Manche von Ihnen höre ich jetzt sagen, das war schon immer so, die müssen halt die Zähne zusammenbeißen wie wir auch.

Weit gefehlt. Denn erstens steuern wir auf einen gigantischen Ärztemangel und damit Bewerbermangel insbesondere in der akademischen Medizin zu.

Und zweitens kommt nach der Generation Y die Generation Z, das sind die nach 1995 Geborenen, die sich jetzt also gerade im Medizinstudium befinden, und mit Druck geht da gar nichts.

Und so wie sich Industrieunternehmen auf die Generationen Y und Z einstellen, müssen das auch die Kliniken machen. Ich zitiere hierzu drei Empfehlungen einer renommierten Personalagentur:

1. Kommunizieren Sie auf Augenhöhe, die Zs reagieren empfindlich auf Bevormundung.

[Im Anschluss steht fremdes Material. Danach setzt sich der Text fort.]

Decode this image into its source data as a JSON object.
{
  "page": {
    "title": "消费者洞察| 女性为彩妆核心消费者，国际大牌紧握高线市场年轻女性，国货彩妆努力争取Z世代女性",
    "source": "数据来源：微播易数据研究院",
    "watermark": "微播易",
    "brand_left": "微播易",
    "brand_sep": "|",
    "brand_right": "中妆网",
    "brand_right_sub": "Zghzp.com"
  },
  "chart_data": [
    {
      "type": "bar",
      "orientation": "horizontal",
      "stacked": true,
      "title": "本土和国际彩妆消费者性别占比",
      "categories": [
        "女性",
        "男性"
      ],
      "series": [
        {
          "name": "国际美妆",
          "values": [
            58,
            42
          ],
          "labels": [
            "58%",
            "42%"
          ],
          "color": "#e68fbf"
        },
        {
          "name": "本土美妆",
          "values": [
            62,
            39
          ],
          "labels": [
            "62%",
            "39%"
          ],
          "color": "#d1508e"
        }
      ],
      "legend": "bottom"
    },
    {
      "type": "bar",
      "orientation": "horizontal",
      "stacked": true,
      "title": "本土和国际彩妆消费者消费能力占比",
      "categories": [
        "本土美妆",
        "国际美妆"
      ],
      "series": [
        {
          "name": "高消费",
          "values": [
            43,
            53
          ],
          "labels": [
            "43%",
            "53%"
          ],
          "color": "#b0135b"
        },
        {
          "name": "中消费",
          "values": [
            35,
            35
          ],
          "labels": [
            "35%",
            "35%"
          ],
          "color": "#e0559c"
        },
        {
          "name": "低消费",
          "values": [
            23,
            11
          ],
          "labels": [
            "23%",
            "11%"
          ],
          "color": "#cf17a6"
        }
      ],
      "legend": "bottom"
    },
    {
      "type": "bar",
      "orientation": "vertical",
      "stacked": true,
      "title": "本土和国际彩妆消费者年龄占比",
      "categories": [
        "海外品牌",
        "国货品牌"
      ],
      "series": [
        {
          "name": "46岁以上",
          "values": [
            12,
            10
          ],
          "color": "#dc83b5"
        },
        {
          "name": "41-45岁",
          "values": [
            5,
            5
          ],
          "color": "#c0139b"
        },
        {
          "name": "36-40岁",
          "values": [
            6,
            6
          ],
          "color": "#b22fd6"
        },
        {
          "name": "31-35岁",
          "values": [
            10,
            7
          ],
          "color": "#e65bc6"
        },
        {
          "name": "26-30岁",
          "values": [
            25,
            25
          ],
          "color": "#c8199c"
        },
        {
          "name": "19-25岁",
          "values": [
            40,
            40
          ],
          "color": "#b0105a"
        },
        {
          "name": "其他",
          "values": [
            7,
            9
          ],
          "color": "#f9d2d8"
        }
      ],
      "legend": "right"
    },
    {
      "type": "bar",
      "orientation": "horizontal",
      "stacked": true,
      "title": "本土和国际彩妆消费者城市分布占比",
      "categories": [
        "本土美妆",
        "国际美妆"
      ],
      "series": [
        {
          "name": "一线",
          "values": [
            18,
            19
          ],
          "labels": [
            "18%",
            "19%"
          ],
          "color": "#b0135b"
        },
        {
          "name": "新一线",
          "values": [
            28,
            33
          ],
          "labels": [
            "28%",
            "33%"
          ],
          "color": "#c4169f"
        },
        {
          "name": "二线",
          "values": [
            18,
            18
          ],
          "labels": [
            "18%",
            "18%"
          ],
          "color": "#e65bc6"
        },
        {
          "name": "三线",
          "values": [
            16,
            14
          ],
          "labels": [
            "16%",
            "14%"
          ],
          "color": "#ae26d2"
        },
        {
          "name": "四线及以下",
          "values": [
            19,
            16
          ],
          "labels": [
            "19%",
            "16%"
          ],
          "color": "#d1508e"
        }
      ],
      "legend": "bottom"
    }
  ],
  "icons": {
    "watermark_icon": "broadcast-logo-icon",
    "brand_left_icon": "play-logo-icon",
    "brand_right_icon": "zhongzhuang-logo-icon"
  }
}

2. Schenken Sie ihnen Gehör und öffnen Sie sich ihrer Arbeitsweise und ihren Anliegen, und

3. Erwarten Sie wenig Verständnis für harte Kritik. Rechnen Sie Ihrerseits aber damit, hart kritisiert zu werden.

Das eben Genannte liefert die Grundkultur, die natürlich nicht nur von den klinischen Abteilungen, sondern auch von den Fakultäten und den Verwaltungen verstanden werden muss. Und hier wäre auch das Allerweltsthema Bürokratieabbau zu platzieren.

Wichtig ist daneben ein strukturiertes Weiterbildungs- und Forschungskonzept, ein Curriculum für die klinisch Forschenden, für wissenschaftlich und klinisch tätige Ärzte, für die Clinician Scientists.

Dabei geht es nicht nur um geschützte Zeit und Freistellung für die Forschung, sondern auch um klare Strukturen in der Weiterbildung.

Die Forschenden möchten nicht riskieren, dass sie während der Forschungsfreistellung von anderen überholt werden oder im Nadelöhr der Schwerpunktfunktionsbereiche stecken bleiben.

Die DGIM hat ein solches Curriculum entwickelt (...). Das Curriculum "Facharztweiterbildung Innere Medizin (Schwerpunkt) und Habilitation" soll als Strukturvorschlag und Anregung für wissenschaftsaktive internistische Abteilungen verstanden werden. (...)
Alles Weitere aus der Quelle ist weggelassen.